Sirius achava que aquele também fora o melhor dia da vida de Remus até o momento. Ele estava irradiando alegria, transbordando felicidade por todos os poros e contagiando a todos com isso. Moony..... apesar de agora não se transformar mais, ele seria eternamente o Moony, aquele cara tímido e intelectual, muito inteligente e educado, que lhes dava broncas mas bem que gostava de vê-los fazer o circo pegar fogo. Às vezes até ajudava, mas isso só antes de ser escolhido um dos monitores-chefe de Hogwarts. E como se não fosse suficiente..... possuía aqueles olhos cor de âmbar, que brilhavam como um par de quartzos à luz do sol e da lua.
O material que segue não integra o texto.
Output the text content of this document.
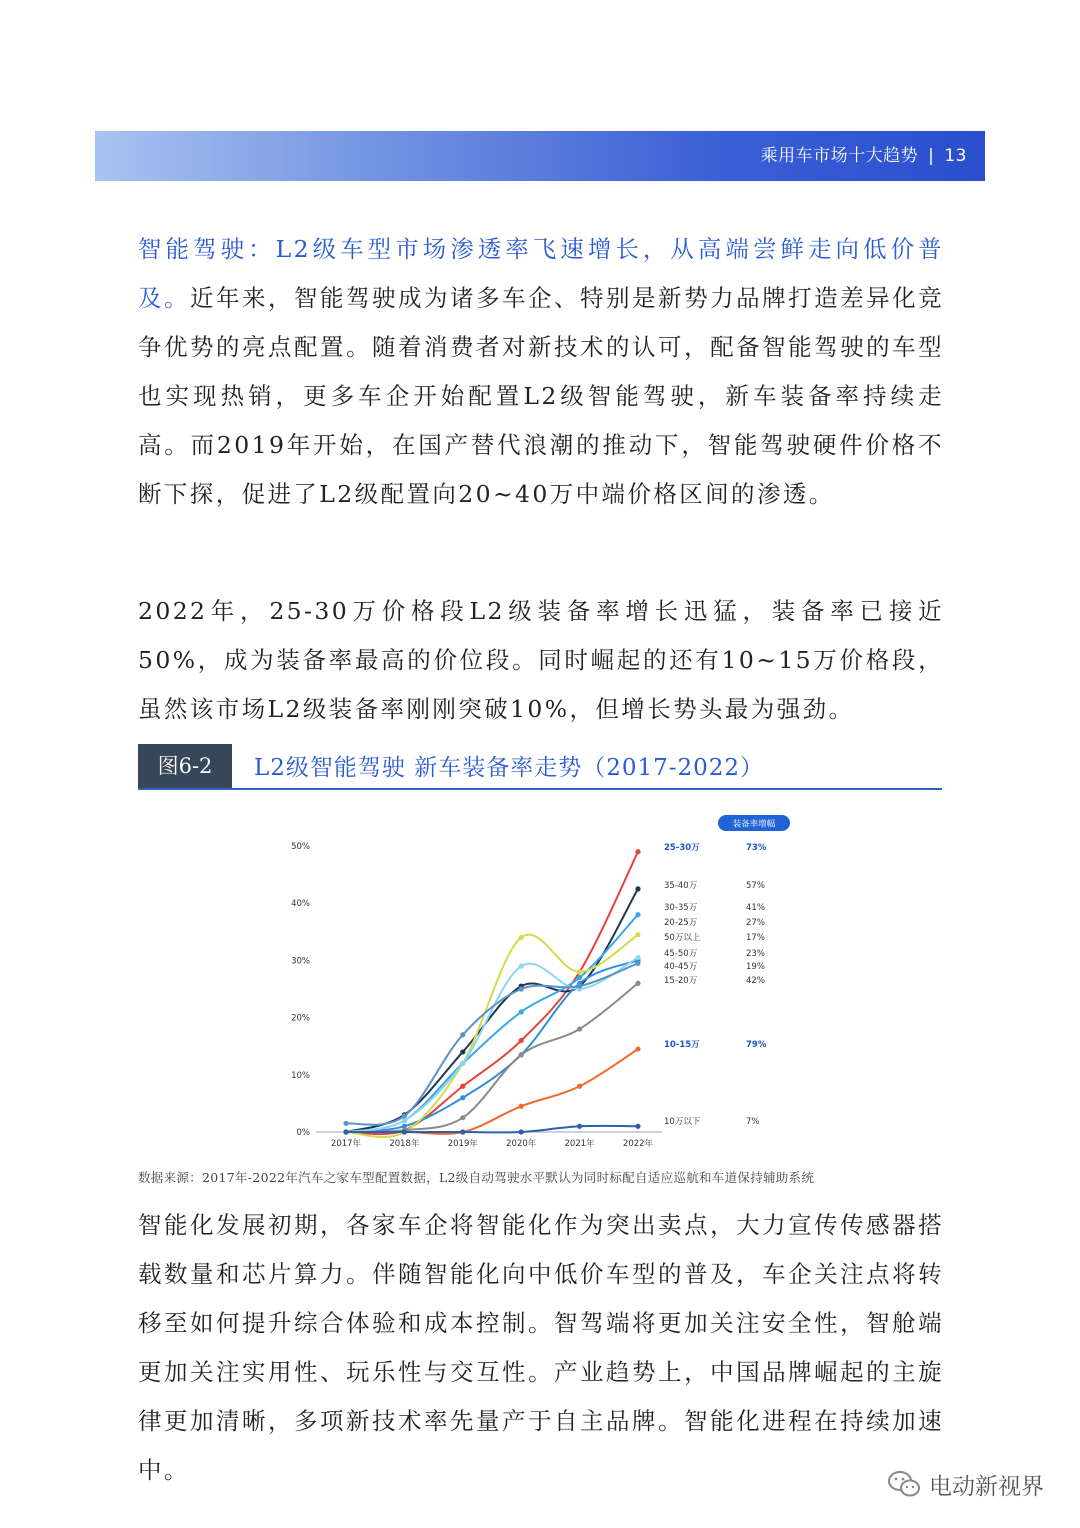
乘用车市场十大趋势 | 13

智能驾驶：L2级车型市场渗透率飞速增长，从高端尝鲜走向低价普及。近年来，智能驾驶成为诸多车企、特别是新势力品牌打造差异化竞争优势的亮点配置。随着消费者对新技术的认可，配备智能驾驶的车型也实现热销，更多车企开始配置L2级智能驾驶，新车装备率持续走高。而2019年开始，在国产替代浪潮的推动下，智能驾驶硬件价格不断下探，促进了L2级配置向20~40万中端价格区间的渗透。

2022年，25-30万价格段L2级装备率增长迅猛，装备率已接近50%，成为装备率最高的价位段。同时崛起的还有10~15万价格段，虽然该市场L2级装备率刚刚突破10%，但增长势头最为强劲。

图6-2	L2级智能驾驶 新车装备率走势（2017-2022）
0%
10%
20%
30%
40%
50%
2017年	2018年	2019年	2020年	2021年	2022年
装备率增幅
25-30万	73%
35-40万	57%
30-35万	41%
20-25万	27%
50万以上	17%
45-50万	23%
40-45万	19%
15-20万	42%
10-15万	79%
10万以下	7%
数据来源：2017年-2022年汽车之家车型配置数据，L2级自动驾驶水平默认为同时标配自适应巡航和车道保持辅助系统

智能化发展初期，各家车企将智能化作为突出卖点，大力宣传传感器搭载数量和芯片算力。伴随智能化向中低价车型的普及，车企关注点将转移至如何提升综合体验和成本控制。智驾端将更加关注安全性，智舱端更加关注实用性、玩乐性与交互性。产业趋势上，中国品牌崛起的主旋律更加清晰，多项新技术率先量产于自主品牌。智能化进程在持续加速中。

电动新视界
Aqueles cabelos que Sirius costumava bagunçar casualmente no meio de alguma brincadeira, e que sempre aproveitava para sentir a maciez das mechas castanho-claras. Seu corpo magro mas bem constituído, com algumas marcas deixadas em dias de transformação, que o animago já havia visto semi-nú diversas vezes quando em dias acalorados inventavam de nadar no lago e brincar (se é que se pode dizer isto) com a lula gigante. A realidade é que Sirius conhecia Remus mais do que conhecia a qualquer outra pessoa, e justamente por isso, há quase quatro anos, nutria um amor secreto pelo amigo. Não era problema lidar com isso, Sirius sempre se saíra muito bem nesta tarefa. Problema mesmo era saber que não era só ele que amava Moony em suposto segredo.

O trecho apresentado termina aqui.